From school to your career, first days are always exciting, scary, exhausting, and memorable. The right preparation will make your first day at a new job a major success. Every time you begin another position, make sure you know these four things.
1. How Long Your Commute Will Take
Showing up late on your first day won’t help your first impression—which is why you want to know exactly how long it takes to get from your front door to the office. Even if you manage to show up on time without doing a practice run, you’ll probably feel stressed during your commute.
To avoid any anxiety, do a practice run a couple days beforehand. Match the traffic conditions as closely as possible; for example, going on Sunday at 2 p.m. won’t give you an accurate read compared to Tuesday morning.
2. The Executives’ Names and Faces
What if you bumped into the COO in the kitchen on your second day of work and started chatting? This would be a good opportunity to forge a connection, right? Definitely…if only you’d known he was the COO.
Avoid making this mistake. The week prior to your start date, start memorizing the names and faces of the organization’s executive board. You may also want to do this for your department.
3. What to Wear
Every office has different dress codes, so figure out yours to ensure that you don’t wear the wrong thing. Keep in mind that it may be different from when you interviewed. To illustrate, if you came in on a Friday where everyone was wearing jeans, chances are they’re more formal during the week.
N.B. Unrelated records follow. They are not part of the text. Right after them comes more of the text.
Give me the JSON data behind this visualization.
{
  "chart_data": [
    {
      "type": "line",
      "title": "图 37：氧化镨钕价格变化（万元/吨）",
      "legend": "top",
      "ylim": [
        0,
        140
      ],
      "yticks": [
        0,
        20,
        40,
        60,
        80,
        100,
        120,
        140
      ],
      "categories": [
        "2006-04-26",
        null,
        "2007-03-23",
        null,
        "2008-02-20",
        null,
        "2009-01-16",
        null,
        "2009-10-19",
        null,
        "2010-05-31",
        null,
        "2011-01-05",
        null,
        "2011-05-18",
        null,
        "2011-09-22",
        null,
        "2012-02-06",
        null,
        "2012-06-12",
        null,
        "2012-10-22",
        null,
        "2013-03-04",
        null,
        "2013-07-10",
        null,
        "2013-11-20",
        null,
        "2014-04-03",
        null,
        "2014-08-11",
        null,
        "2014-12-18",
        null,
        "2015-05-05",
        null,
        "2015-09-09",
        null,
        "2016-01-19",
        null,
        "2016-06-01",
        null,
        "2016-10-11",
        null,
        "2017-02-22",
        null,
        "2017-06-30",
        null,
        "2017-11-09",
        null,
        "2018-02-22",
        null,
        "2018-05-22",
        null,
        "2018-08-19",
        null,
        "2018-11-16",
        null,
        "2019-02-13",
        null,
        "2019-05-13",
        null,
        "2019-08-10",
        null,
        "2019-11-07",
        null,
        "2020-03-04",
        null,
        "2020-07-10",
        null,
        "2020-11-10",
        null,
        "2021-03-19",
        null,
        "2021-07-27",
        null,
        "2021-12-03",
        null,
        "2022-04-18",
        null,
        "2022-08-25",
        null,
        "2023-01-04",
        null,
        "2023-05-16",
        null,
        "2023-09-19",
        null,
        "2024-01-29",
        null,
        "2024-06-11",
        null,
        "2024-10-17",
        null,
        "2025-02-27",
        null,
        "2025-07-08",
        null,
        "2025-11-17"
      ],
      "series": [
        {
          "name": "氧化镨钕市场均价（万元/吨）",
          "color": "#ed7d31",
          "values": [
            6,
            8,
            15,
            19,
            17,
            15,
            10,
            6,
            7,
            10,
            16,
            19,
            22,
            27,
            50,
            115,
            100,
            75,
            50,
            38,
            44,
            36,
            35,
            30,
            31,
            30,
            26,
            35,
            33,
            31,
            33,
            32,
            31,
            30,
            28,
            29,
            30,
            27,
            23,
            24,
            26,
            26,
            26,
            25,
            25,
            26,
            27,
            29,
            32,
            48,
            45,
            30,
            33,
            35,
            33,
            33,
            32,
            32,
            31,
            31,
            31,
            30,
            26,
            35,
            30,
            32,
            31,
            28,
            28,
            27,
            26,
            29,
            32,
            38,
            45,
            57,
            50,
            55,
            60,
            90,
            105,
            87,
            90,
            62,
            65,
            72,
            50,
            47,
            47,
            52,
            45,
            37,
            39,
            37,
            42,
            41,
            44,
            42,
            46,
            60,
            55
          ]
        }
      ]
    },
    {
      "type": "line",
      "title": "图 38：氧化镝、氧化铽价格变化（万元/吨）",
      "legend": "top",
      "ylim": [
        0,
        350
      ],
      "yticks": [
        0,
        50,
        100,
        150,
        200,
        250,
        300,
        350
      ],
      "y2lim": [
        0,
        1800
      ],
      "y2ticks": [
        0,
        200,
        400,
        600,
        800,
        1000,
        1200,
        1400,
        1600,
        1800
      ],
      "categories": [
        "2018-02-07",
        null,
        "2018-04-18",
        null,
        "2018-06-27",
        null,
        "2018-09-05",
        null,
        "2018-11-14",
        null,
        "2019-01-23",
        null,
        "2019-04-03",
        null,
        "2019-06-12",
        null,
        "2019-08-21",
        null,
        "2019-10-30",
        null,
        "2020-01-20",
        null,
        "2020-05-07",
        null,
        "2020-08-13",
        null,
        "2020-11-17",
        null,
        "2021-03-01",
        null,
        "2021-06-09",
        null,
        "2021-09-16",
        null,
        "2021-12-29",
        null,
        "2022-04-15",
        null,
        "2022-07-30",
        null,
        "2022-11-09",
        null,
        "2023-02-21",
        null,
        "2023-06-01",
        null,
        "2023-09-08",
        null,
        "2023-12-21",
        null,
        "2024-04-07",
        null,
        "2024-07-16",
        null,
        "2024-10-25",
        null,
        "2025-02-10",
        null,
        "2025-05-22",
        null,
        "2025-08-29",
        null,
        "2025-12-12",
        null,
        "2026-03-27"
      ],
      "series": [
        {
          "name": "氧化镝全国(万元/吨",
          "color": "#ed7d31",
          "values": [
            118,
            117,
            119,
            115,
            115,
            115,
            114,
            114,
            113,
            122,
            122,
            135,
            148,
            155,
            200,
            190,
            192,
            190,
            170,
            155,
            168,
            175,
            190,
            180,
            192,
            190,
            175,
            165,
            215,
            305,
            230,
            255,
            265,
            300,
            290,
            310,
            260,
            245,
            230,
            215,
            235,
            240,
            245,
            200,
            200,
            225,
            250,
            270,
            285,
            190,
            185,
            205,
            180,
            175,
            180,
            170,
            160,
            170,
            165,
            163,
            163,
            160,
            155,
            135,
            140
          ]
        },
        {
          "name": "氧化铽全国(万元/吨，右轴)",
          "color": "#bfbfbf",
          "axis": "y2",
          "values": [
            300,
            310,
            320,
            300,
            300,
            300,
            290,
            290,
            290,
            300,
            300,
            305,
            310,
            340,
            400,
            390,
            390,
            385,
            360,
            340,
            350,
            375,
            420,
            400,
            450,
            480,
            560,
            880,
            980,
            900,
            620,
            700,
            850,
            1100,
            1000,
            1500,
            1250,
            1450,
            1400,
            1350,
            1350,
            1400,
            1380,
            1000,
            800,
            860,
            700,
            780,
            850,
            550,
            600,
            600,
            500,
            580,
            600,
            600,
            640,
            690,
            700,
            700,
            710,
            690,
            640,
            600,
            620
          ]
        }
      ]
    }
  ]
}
On the flip side, if you interviewed the day of a big event, people may have been more formal than usual.
First, see if your welcome email or onboarding guide mention the clothing policies. If not, ask someone within the company about the typical dress code—your boss, the person who’s coordinating your orientation, or a friend. Just shoot them a quick email that says, “Hey, wanted to clarify the dress code. What do people normally wear? Thanks!”
4. What to Expect in Your Role
There’s a strong chance you won’t be doing any real work on your first day. Most brand-new hires spend the time getting their computer and other equipment, learning important rules and procedures, settling into their desk, meeting their team members, and doing other administrative tasks.
However, that doesn’t mean you shouldn’t spend ample time getting up to speed on your responsibilities. Review your notes from the application process, the company’s profile on an employer review site, the organization’s website, the original job description if you still have it, and anything else that’ll shed light on your core functions. Yes, you likely already know these details, but going over them again will make them crystal clear in your memory. Not only will you feel calmer and more prepared, you’ll also be ready to dive in on your second day—when the real work begins.